Police found an Islamic State flag in the apartment used by Mohamed Belkaid and two others suspected of being with him after officers were met with a barrage of automatic weapons fire as they arrived to search the flat.
Belkaid, who was living in Belgium illegally and had a police record for theft but was not on security watchlists, was killed by a special forces sniper after a three-hour siege. A manhunt for the two other suspects continued on Wednesday.
The government held its alert status steady at Level Three, one step below the maximum.
The prosecutors said a radical Islamic text was found next to Belkaid's body and a cache of ammunition was also discovered. It was not clear if he had any links to the Paris suspects.
Two people detained overnight on suspicion of links to the shootout in the suburb of Forest were released without charge.
Investigators believe much of the planning and preparation for the Nov. 13 shooting and bombing rampage in Paris that killed 130 people was conducted in Brussels by young French and Belgian nationals, some of whom fought as militants in Syria.
Ten people are being held in Belgian custody on a variety of charges relating to the four-month investigation, though prime suspects, including Salah Abdeslam, a brother of one of the Paris suicide bombers, are suspected of having fled the country.
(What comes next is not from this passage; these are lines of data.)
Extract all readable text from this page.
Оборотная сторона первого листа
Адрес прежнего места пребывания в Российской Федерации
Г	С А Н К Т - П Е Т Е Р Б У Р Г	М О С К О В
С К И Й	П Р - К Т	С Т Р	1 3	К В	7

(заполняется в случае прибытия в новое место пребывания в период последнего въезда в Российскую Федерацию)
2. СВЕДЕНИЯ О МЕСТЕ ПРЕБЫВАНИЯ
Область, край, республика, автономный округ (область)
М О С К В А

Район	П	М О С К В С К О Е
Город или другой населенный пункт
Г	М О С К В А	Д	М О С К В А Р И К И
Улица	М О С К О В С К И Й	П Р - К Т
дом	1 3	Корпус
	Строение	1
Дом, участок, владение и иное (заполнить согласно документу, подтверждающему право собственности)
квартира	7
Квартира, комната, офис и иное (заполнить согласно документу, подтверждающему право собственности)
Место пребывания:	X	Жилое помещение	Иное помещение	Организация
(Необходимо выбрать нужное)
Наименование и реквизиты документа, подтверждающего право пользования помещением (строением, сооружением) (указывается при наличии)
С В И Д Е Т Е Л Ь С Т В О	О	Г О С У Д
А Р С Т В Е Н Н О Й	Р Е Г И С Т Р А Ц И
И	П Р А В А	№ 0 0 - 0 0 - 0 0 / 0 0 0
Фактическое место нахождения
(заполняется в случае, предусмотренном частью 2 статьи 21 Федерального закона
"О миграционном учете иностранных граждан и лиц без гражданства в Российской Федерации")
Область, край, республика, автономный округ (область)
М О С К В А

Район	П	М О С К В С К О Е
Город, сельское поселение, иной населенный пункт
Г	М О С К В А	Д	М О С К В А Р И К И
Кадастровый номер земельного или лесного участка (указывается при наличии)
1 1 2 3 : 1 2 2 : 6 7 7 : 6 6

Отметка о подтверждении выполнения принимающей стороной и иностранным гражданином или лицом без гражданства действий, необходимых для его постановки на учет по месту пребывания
On Tuesday, six Belgian and French police officers arrived to search the flat and came under automatic fire through a door from at least two people barricaded inside. Four officers, one of them a Frenchwoman, were wounded, none very seriously.
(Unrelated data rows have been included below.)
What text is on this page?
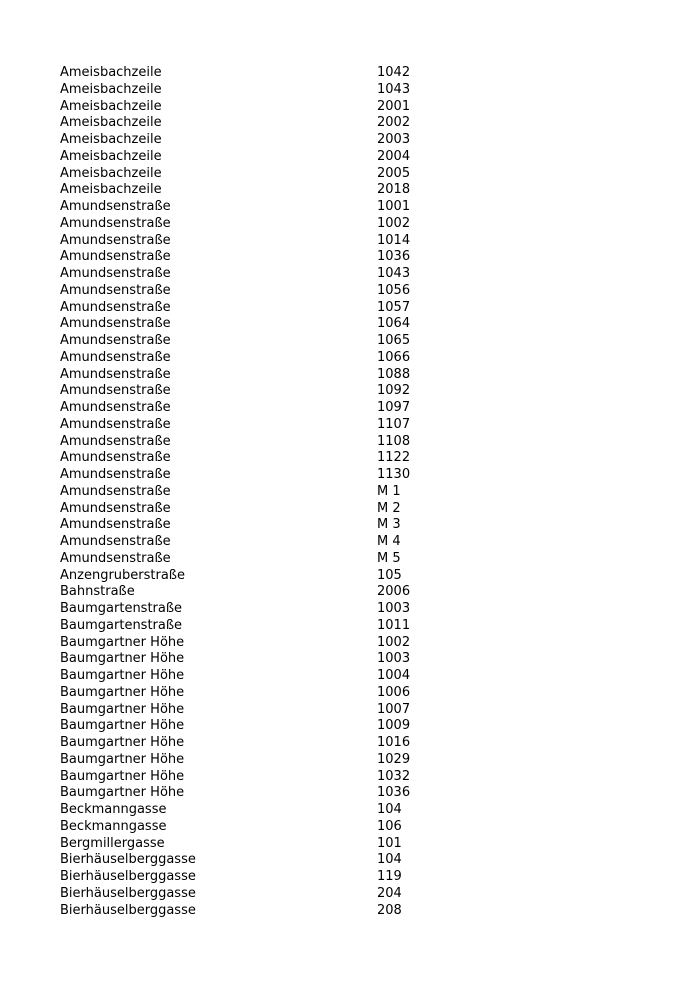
Ameisbachzeile	1042
Ameisbachzeile	1043
Ameisbachzeile	2001
Ameisbachzeile	2002
Ameisbachzeile	2003
Ameisbachzeile	2004
Ameisbachzeile	2005
Ameisbachzeile	2018
Amundsenstraße	1001
Amundsenstraße	1002
Amundsenstraße	1014
Amundsenstraße	1036
Amundsenstraße	1043
Amundsenstraße	1056
Amundsenstraße	1057
Amundsenstraße	1064
Amundsenstraße	1065
Amundsenstraße	1066
Amundsenstraße	1088
Amundsenstraße	1092
Amundsenstraße	1097
Amundsenstraße	1107
Amundsenstraße	1108
Amundsenstraße	1122
Amundsenstraße	1130
Amundsenstraße	M 1
Amundsenstraße	M 2
Amundsenstraße	M 3
Amundsenstraße	M 4
Amundsenstraße	M 5
Anzengruberstraße	105
Bahnstraße	2006
Baumgartenstraße	1003
Baumgartenstraße	1011
Baumgartner Höhe	1002
Baumgartner Höhe	1003
Baumgartner Höhe	1004
Baumgartner Höhe	1006
Baumgartner Höhe	1007
Baumgartner Höhe	1009
Baumgartner Höhe	1016
Baumgartner Höhe	1029
Baumgartner Höhe	1032
Baumgartner Höhe	1036
Beckmanngasse	104
Beckmanngasse	106
Bergmillergasse	101
Bierhäuselberggasse	104
Bierhäuselberggasse	119
Bierhäuselberggasse	204
Bierhäuselberggasse	208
Ministers said the police visit to the apartment had not been expected to provide much new evidence and that the presence of French officers did not imply a major break in the case.
Prime Minister Charles Michel said he was holding the state of alert steady after a meeting of security and intelligence chiefs in Belgium's national security council.
Brussels, headquarters of the European Union as well as Western military alliance NATO, was entirely locked down for days shortly after the Paris attacks because of fears of a major incident there. The city has maintained a high state of security alert since then, with military patrols a regular occurrence.
Belgium, with a Muslim population of about 5 percent among its 11 million people, has Europe's highest rate of citizens joining Islamist militants in Syria.
People living in the quiet neighbourhood of Forest suffered hours of lockdown on Tuesday and voiced shock at the events.
Schoolboy Maxime, 11, was at home sick when he heard gunfire and helicopters and saw masked commandoes on a rooftop. "They had a huge weapon," he said, adding he was "very, very scared".